[dropcap]W[/dropcap]hen ZAR X settled its first trade in February this year, it was the first stock exchange transaction in South Africa to take place outside of the JSE in more than a century. With the Financial Services Board’s appeals board having dismissed an appeal by the JSE and 4AX against the granting of its licence, it also seemed that ZAR X had overcome all the hurdles to its operations.
However, competitor 4AX has now launched a high court application to have both the FSB’s decision to award ZAR X a licence and the subsequent ruling of the FSB appeals board to uphold that decision set aside. In a statement, it argues that “the registrar conducted an improper and unlawful process throughout ZAR X’s application for an exchange licence, and that his ultimate decision to grant ZAR X a licence was itself severely compromised and unlawful”.
4AX insists that its intention in launching the application is not to be anticompetitive.
“Exchange licence applications are, in our history, rare occurrences, of enormous public importance,” 4AX’s CEO, Fariyal Mukaddam, says in her submission to the court. “There is nothing routine about them. They are also complex matters that require exceptional care and expertise to conduct successfully. There is no room for short cuts or other administrative shenanigans in this process.”
She however holds that the FSB did not follow the required process when dealing with ZAR X’s licence application and did not allow for proper public consultation. This is because ZAR X published a first set of rules on which its application was based, but then modified these rules at a later stage. There was no public comment on this second set of rules.
‘Foregone conclusion’
She even goes so far as saying that the FSB appeared to manipulate the process “to avoid all public scrutiny and the entire public participation process prescribed by the Financial Markets Act (FMA)”.
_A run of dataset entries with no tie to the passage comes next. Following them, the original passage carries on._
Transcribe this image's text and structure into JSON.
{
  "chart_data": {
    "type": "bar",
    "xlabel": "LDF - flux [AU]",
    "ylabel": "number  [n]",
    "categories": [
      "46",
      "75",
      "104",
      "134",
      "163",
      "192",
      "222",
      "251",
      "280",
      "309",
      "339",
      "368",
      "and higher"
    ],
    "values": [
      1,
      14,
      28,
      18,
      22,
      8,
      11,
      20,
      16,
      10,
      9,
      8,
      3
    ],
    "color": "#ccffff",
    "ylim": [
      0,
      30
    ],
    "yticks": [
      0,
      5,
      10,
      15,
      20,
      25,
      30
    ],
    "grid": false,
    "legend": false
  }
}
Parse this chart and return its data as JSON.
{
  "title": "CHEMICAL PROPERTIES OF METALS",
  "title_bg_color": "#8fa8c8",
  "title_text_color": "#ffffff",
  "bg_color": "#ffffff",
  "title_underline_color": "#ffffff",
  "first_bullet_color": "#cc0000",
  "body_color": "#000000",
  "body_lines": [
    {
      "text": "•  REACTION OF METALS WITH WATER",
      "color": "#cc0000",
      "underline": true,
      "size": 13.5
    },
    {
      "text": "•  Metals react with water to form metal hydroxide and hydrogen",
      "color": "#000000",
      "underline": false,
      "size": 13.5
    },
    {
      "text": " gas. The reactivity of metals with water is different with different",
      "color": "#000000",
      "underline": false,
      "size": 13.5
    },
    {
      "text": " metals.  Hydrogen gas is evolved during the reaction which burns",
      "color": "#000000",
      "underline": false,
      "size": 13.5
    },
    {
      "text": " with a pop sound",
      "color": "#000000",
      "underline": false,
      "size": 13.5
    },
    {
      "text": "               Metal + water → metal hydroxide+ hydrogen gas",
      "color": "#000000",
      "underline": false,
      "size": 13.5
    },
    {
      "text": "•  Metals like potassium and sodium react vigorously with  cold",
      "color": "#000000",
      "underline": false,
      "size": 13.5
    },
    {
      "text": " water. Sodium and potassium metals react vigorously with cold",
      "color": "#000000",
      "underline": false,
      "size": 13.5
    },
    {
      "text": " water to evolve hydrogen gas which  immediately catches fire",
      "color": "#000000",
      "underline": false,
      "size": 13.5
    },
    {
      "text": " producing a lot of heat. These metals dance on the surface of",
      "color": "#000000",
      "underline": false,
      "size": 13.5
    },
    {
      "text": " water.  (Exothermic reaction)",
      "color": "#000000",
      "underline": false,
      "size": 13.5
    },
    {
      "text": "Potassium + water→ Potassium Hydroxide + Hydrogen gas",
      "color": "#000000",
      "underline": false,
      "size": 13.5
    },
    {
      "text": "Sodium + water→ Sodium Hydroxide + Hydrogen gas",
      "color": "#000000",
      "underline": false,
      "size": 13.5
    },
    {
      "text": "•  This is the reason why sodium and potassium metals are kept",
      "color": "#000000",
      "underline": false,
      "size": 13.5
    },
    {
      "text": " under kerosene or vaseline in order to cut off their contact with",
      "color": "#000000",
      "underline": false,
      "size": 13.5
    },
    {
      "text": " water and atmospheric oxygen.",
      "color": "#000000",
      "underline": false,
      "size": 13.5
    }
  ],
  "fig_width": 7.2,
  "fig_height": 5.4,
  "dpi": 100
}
“The decision itself was a foregone conclusion, as was its timing,” Mukaddam argues. She suggests that the regulator contrived to ensure that ZAR X met its publicised goal of going live by early September 2016.
ZAR X director Geoff Cook believes, however, that there was no flaw in the way the FSB acted.
“The process is simple,” he says. “The registrar publishes the proposed rules for public consultation. People can then comment on those rules. We as the exchange then amend our rules in light of those comments, and then the FSB decides whether or not to grant the licence. It doesn’t go back into the public domain because if someone wanted to be obstructive they could just keep objecting.”
He also believes that 4AX’s argument fails because the FSB appeals board has already found that they were given the full record of the FSB’s decision, including the second set of rules.
“Yet they didn’t raise any more objections after receiving the updated rules,” Cook points out. “So even, hypothetically, if the process was flawed, they had full access and the opportunity to object but still chose not to.”
Apart from the process of granting the licence, 4AX is also arguing that “ZAR X did not comply with critical statutory prerequisites for the granting of an exchange licence”.
“ZAR X did not show in its licence application that it had the financial resources or the regulatory oversight and compliance systems in place to operate an exchange. ZAR X’s exchange rules also did not comply and still do not comply with basic requirements of the FMA.”
4AX appears to be most concerned about ZAR X’s ability to regulate what happens on its exchange and how this could introduce systemic risk into the South African market.
In her submission, Mukaddam argues: “4AX’s substantive or principled challenges to ZAR X’s rules all ultimately stem, with two exceptions, from the following basic flaw in ZAR X’s exchange rules: they betray an overriding intention on the part of ZAR X to shed or evade its own regulatory oversight and compliance duties, and thus to avoid the onerous costs and other burdens of complying with these requirements of the FMA.”
This, 4AX suggests, will distort competition, since it introduces unfair imbalances.
Cook, however, points out that ZAR X’s rules are based “substantively” on new regimes developed in Australia and the European Union, which have stood up perfectly well. He also argues that their surveillance and monitoring systems are “very robust”.
“To me, the real reason to make these objections is to cast aspersions and create doubt in the market,” he says. “They are putting speed bumps in the road to try to slow us down, which is disappointing.”
JSE’s role
The most peculiar part of 4AX’s application is that it asks the court to make the JSE the arbiter of whether or not ZAR X complies with the FMA. It provides no reasoning for why a competitor should also be allowed to be a de facto regulator, nor does it explain how this would not be a conflict of interest.
The JSE is also named as a respondent in the case. The bourse has, however, noted that it will not be adding anything to 4AX’s papers.
Zeona Jacobs, the JSE’s director of marketing and corporate affairs, said in a statement that the bourse “will abide by the decision of the court and will not be making a submission”.
The FSB ad not provided feedback by the time of publication.